Extraordinary people

This bike ride was missing the chatter and laughter and music of other rides. We rode single file, thirty strong, our leader pulling a trailer built by his father and bearing his father’s bicycle and his father’s ashes.

Our friend Gary died last week, and I think he’d approve of the way we marked the occasion.

At the end, there were pints lifted, memories shared, and a table bearing photos, mementos, and things our friend had made with his very capable hands. Solemn and sad, yes, but not at all depressing.

I knew Gary in one very specific realm, as a fellow bike corral volunteer. He was one of those cyclists who could both intimidate and inspire–sixty miles in the saddle was just another casual ride into and around town for him. But he wasn’t arrogant about his skill or defensive about who should and shouldn’t be on a bike. Gary wanted to see everyone ride everywhere–as long as they wore a helmet. He was simultaneously gentle and unyielding, and I wish we’d had one more conversation, one more ride, one more pint before he died.

What I enjoyed most about yesterday’s memorial was seeing the other parts of Gary the person. I’d known only Gary the cyclist and volunteer, but his life was story upon story. His son told me about his art and the piece of land he’d cultivated. Another friend told me about his love of boats and the open ocean, and how he moved away from that–to Iowa–for the woman he loved and the children they would soon have. Another son’s ashes shared the table, a son who died years before I’d ever met Gary.

There’s so much richness in any life–something we seem to forget until that life is over.

There are extraordinary people in the world who are also–rightly–famous. We become entranced by their lives, by their talents and skills and accomplishments. And I think we tend to conflate their extraordinary qualities with their fame, when the two really aren’t the same thing.
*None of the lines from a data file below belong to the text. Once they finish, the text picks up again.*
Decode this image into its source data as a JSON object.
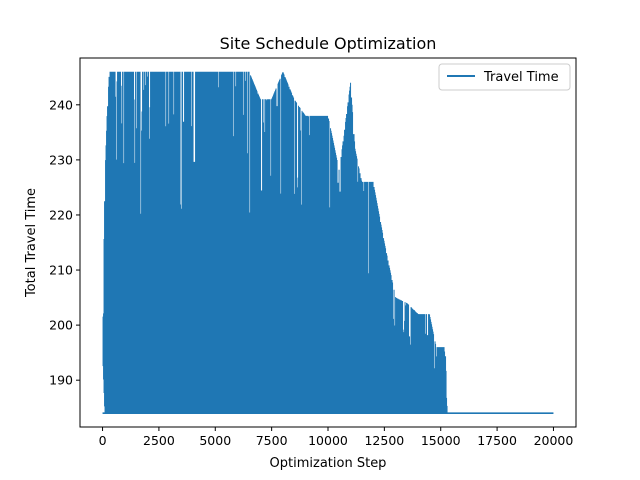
{
  "chart_data": {
    "type": "line",
    "title": "Site Schedule Optimization",
    "xlabel": "Optimization Step",
    "ylabel": "Total Travel Time",
    "xlim": [
      -1000,
      21000
    ],
    "ylim": [
      181.5,
      248.5
    ],
    "x_ticks": [
      0,
      2500,
      5000,
      7500,
      10000,
      12500,
      15000,
      17500,
      20000
    ],
    "y_ticks": [
      190,
      200,
      210,
      220,
      230,
      240
    ],
    "grid": false,
    "legend_position": "top-right",
    "series_color": "#1f77b4",
    "series": [
      {
        "name": "Travel Time",
        "envelope_description": "rapidly oscillating values; per-step upper and lower bounds listed",
        "x": [
          0,
          100,
          200,
          300,
          500,
          1000,
          1500,
          2000,
          2500,
          3000,
          3500,
          4000,
          4500,
          5000,
          5500,
          6000,
          6500,
          7000,
          7500,
          8000,
          8500,
          9000,
          9500,
          10000,
          10500,
          11000,
          11200,
          11500,
          12000,
          12500,
          13000,
          13500,
          14000,
          14500,
          14800,
          15000,
          15200,
          15300,
          17500,
          20000
        ],
        "upper": [
          195,
          226,
          238,
          246,
          246,
          246,
          246,
          246,
          246,
          246,
          246,
          246,
          246,
          246,
          246,
          246,
          246,
          241,
          241,
          246,
          241,
          238,
          238,
          238,
          228,
          244,
          232,
          226,
          226,
          215,
          205,
          204,
          202,
          202,
          196,
          196,
          196,
          184,
          184,
          184
        ],
        "lower": [
          195,
          184,
          184,
          184,
          184,
          184,
          184,
          184,
          184,
          184,
          184,
          184,
          184,
          184,
          184,
          184,
          184,
          184,
          184,
          184,
          184,
          184,
          184,
          184,
          184,
          184,
          184,
          184,
          184,
          184,
          184,
          184,
          184,
          184,
          184,
          184,
          184,
          184,
          184,
          184
        ],
        "final_value": 184
      }
    ]
  }
}
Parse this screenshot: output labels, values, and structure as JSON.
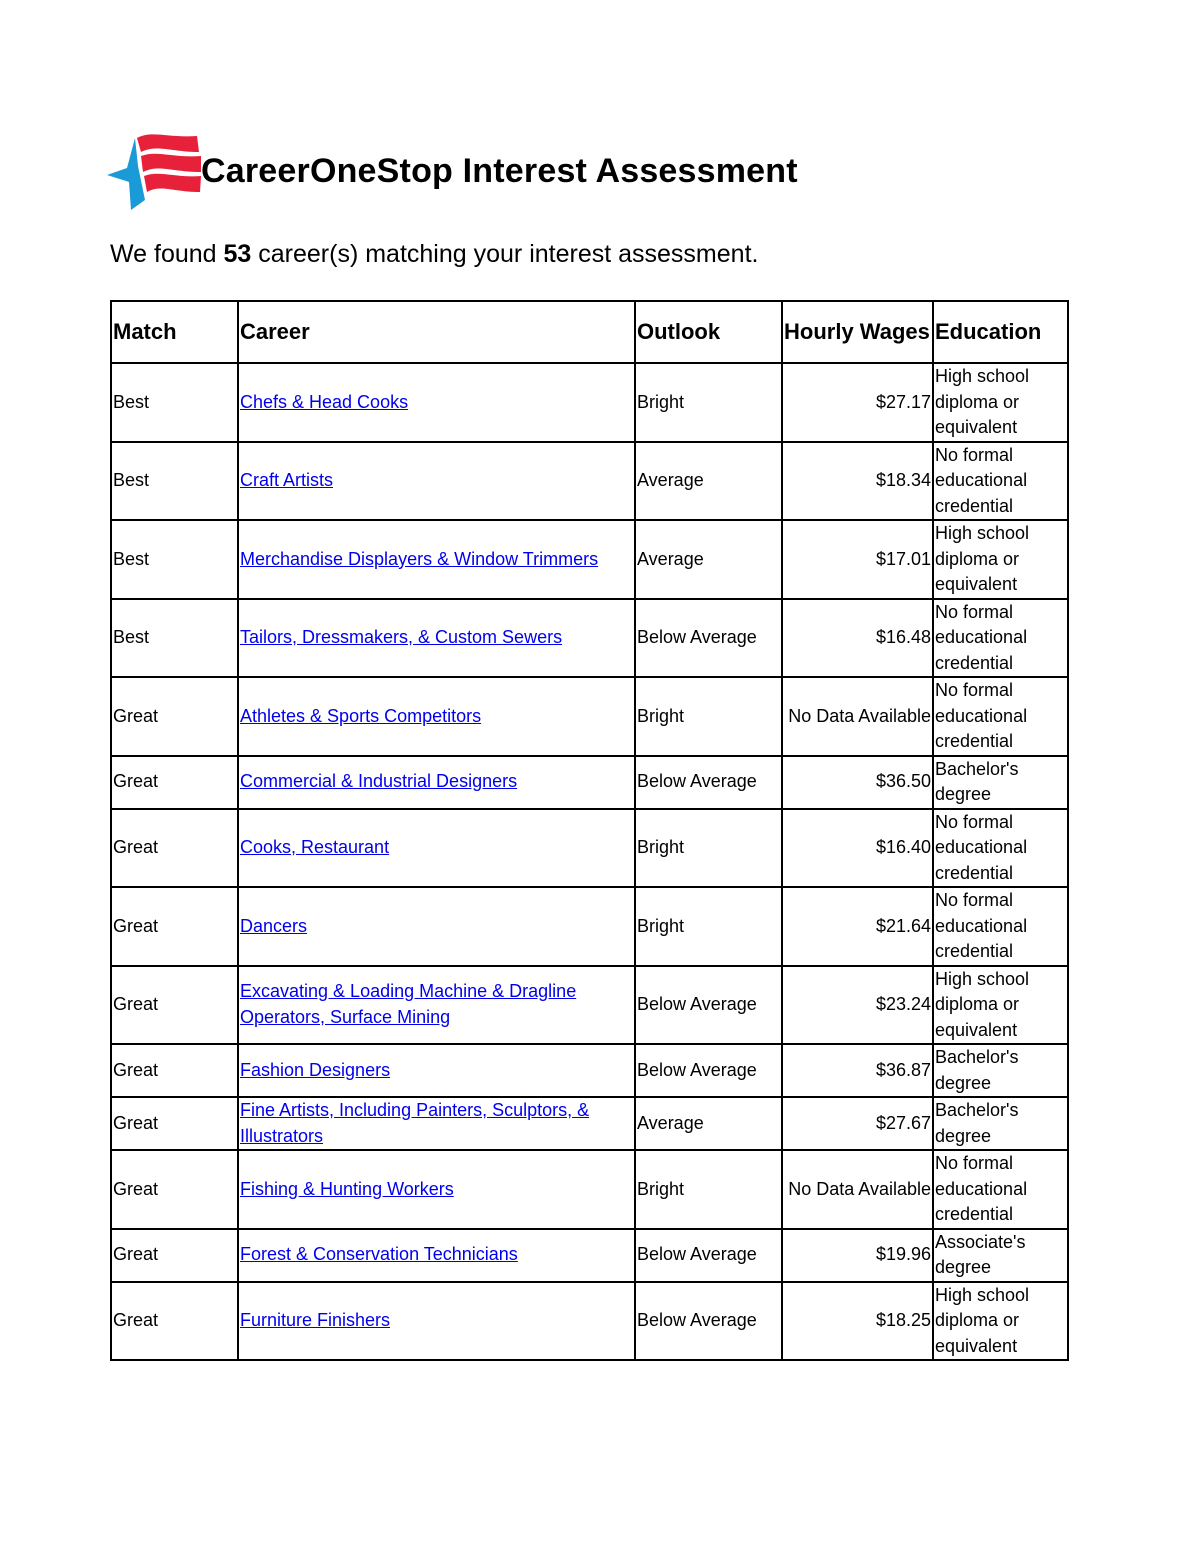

There are far more extraordinary people in the world who will never be famous. They will live and die known only to their little circle of friends and family. They will ultimately–five years or five hundred years from now–be forgotten. And that’s okay. The legacy isn’t the point. The point is now, how you spend your time in this existence, how you touch and are touched by others.

Don’t forget your friends, your family while they are still with you. The forgetting is for later; now is for appreciating the extraordinary.

My mother raised three children in a house with no plumbing, feeding us good food grown with her own hands. I have no memory of stress or sadness, a thing many people can’t say about their childhoods. And now she’s at it again, building a new home and plotting a new garden with her own two very capable hands.

My youngest brother has traveled the world in uniform, finally landing in the deserts of the Middle East. He endured trials I still don’t understand, and came back to us in more ways than one. He has a working man’s hands now, and comfortably carries both gun and hammer.

My oldest brother traveled in a different kind of uniform, if t-shirts and sandals can be called that. He’s been down rivers and up mountains and gone wherever the music is. I’m told he has my father’s same charisma, drawing people to him for reasons even they couldn’t describe.

My aunt has been my backup guardian since I was a child, a presence who lived far away but didn’t feel distant. She’s navigated complex waters on her journey, and had to learn things some of us never do: persistence, determination, self-advocacy.

My Man Friend has been on some of the most hilariously tragic road trips ever to be taken, and his stories communicate a rich devotion to friends; a fierce, problem-solving mind; and a wry, intelligent humor. An atheist among evangelicals, a lover of two-wheeled transport on four-wheeled roads, contrary for sport. He argues with relish–not to mention an unmerciful and crystalline-precise logic. Our conversations are extraordinary.

And that’s just in my innermost circle. There are others, legions of them, who have touched my life over all its decades. They’ve all had something extraordinary to teach or share or demonstrate just by being. And what Gary’s memorial reminded me is to remember that now, to see it now. Because there will never be a better time.